Accountant avoids prison time in college admissions scandal
BOSTON (AP) — An accountant who worked for the consultant at the center of the college admissions bribery case has avoided prison for his role in the sweeping scheme.
U.S. District Court Judge Indira Talwani on Friday sentenced Steven Masera, 72, to time already served, ordered him to pay a $20,000 fine and remain on three years’ supervised release.
Masera pleaded guilty in 2019 to a charge of racketeering conspiracy in Boston federal court.
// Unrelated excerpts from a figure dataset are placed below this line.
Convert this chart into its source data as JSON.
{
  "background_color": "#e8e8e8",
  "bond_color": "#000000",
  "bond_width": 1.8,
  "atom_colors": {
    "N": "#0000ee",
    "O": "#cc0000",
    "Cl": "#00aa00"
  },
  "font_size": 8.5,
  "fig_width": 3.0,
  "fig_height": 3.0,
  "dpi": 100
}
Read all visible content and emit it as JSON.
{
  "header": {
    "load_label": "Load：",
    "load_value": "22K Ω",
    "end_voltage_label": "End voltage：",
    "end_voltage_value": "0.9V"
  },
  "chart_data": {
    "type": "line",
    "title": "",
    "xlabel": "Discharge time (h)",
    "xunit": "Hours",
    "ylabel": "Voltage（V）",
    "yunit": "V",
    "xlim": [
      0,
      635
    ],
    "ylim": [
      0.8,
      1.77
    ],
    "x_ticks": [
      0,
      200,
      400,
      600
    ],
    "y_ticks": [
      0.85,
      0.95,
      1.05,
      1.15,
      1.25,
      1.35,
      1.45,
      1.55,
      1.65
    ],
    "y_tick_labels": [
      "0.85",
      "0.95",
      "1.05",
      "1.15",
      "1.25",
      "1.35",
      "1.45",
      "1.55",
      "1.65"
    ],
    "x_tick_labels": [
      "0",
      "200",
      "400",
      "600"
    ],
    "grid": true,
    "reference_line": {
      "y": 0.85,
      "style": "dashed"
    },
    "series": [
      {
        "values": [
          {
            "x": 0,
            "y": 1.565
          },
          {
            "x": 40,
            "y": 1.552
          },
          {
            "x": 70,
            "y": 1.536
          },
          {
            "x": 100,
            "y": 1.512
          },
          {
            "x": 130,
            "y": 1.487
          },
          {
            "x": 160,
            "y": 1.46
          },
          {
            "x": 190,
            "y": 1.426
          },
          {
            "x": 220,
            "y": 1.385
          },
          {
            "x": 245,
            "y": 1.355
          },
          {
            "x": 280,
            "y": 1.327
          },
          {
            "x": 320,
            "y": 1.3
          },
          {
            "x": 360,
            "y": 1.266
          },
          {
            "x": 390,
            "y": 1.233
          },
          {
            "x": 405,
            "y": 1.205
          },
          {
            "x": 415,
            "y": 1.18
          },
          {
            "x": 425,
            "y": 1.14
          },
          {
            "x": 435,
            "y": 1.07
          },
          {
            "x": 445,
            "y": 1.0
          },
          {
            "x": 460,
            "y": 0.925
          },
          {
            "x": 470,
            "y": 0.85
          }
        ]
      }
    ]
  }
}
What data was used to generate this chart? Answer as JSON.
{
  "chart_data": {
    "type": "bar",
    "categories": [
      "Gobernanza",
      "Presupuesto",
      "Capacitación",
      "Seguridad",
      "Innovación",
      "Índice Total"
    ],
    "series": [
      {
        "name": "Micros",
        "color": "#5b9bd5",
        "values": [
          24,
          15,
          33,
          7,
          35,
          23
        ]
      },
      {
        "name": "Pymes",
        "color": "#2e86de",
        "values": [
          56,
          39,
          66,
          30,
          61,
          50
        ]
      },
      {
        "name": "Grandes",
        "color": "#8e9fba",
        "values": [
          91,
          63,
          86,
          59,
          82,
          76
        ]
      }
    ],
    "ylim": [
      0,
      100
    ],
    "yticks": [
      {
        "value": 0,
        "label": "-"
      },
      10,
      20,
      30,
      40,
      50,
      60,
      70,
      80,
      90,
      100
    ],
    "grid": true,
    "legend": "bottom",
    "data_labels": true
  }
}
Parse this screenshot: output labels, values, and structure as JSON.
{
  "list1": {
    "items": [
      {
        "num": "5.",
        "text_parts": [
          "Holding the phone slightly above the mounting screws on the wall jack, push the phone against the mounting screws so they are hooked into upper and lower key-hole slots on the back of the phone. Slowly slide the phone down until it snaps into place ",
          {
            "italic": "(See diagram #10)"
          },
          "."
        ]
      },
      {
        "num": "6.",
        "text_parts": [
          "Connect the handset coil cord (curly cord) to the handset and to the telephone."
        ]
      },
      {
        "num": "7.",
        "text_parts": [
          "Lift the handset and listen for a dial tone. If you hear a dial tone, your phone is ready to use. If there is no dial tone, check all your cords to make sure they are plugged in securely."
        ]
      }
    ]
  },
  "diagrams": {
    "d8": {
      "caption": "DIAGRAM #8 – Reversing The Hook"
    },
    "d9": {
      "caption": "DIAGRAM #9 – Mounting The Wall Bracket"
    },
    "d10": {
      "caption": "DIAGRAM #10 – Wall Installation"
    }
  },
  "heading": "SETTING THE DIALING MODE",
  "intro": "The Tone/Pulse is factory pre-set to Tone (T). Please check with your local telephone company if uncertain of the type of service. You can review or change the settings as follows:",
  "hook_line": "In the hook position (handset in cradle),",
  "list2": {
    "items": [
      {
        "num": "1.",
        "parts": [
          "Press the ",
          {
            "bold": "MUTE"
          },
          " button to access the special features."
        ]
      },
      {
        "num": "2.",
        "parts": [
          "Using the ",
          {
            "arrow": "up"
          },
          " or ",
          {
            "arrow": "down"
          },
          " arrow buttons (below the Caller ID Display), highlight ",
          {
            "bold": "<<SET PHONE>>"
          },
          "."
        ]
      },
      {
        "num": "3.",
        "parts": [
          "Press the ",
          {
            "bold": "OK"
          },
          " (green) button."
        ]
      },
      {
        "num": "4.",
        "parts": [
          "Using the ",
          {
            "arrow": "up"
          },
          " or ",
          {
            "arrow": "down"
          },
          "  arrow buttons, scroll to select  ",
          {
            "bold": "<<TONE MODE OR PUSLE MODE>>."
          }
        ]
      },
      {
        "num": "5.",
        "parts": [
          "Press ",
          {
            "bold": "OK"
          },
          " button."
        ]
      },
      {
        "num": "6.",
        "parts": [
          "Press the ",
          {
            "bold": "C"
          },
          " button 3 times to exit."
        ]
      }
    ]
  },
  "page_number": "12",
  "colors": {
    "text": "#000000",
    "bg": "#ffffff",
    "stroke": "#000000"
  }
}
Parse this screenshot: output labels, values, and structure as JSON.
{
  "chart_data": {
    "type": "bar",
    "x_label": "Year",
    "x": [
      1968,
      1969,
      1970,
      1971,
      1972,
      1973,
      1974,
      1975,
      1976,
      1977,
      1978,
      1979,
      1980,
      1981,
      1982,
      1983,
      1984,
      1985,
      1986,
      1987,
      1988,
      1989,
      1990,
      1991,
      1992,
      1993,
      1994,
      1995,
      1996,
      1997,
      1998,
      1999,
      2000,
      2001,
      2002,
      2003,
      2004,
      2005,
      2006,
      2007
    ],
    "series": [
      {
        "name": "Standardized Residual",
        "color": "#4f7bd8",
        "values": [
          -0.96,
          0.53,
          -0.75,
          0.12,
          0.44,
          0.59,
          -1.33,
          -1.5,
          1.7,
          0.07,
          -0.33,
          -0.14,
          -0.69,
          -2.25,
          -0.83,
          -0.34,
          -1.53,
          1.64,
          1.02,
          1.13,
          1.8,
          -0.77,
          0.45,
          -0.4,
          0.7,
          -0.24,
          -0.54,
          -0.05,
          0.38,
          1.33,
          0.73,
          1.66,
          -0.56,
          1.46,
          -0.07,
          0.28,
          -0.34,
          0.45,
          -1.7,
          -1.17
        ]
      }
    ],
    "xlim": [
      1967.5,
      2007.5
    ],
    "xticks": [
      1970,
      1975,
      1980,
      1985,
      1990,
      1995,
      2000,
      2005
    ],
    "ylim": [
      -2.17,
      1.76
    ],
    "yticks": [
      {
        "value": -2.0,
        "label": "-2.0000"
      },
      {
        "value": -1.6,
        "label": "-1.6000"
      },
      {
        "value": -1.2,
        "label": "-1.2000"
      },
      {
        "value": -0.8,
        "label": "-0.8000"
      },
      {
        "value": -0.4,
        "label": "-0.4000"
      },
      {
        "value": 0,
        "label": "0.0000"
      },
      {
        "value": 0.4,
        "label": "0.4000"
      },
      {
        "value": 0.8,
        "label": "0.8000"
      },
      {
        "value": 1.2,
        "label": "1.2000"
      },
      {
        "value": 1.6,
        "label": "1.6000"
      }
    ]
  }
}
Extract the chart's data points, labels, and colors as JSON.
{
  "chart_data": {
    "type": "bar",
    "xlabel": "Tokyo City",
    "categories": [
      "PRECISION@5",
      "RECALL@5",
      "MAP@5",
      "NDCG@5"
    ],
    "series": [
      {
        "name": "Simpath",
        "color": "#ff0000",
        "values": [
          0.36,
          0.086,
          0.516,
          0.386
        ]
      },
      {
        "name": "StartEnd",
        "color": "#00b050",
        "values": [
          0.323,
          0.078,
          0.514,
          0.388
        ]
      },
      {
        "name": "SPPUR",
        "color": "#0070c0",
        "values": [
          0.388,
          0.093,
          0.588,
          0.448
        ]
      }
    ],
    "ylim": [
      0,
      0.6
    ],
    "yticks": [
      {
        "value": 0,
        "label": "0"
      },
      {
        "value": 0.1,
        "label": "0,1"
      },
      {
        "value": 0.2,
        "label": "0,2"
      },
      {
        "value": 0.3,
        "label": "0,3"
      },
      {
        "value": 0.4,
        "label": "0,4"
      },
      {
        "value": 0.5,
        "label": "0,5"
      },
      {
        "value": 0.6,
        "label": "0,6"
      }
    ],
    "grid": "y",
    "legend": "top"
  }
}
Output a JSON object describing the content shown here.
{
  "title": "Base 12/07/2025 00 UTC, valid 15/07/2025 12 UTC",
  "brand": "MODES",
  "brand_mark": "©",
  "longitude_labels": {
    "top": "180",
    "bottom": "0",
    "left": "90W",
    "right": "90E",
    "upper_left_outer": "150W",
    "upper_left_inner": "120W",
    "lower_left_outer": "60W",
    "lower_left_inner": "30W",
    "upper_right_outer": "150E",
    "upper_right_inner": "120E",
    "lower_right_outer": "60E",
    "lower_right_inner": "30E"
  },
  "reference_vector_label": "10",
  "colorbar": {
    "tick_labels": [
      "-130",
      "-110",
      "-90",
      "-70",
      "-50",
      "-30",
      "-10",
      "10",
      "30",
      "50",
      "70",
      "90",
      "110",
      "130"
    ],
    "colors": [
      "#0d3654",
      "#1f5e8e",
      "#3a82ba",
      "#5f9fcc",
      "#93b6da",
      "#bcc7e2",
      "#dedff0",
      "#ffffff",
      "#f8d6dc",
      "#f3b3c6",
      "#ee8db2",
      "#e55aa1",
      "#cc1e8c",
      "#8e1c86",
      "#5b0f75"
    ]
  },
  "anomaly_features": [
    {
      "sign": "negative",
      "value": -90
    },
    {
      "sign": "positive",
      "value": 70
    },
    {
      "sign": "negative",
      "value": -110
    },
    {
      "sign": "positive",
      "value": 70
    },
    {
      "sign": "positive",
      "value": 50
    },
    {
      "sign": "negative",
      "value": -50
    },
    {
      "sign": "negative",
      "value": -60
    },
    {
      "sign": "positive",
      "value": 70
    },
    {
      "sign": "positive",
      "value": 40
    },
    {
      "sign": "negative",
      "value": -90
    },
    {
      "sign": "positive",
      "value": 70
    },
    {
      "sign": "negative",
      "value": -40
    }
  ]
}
Masera, of Folsom, California, was an accountant for Rick Singer, the mastermind of the bribery scheme that involved rigged test scores and bogus athletic credentials.
Prosecutors say Masera created fake donation receipt letters and bogus invoices that allowed the wealthy parents who paid bribes to write their payments off as donations or business expenses.
Prosecutors argued that Masera is less culpable than the parents and coaches involved in the scheme, noting that he was working at Singer’s direction and “stood to gain nothing beyond his hourly compensation.”
An email seeking comment was sent Friday to lawyers for Masera. His attorneys wrote in court documents that he is “ashamed that he would agree to be involved in such conduct, but is nevertheless handling the situation with grace.”
Singer pleaded guilty to a slew of charges and has yet to be sentenced. Others convicted in the case have received sentences ranging from probation to 15 months behind bars.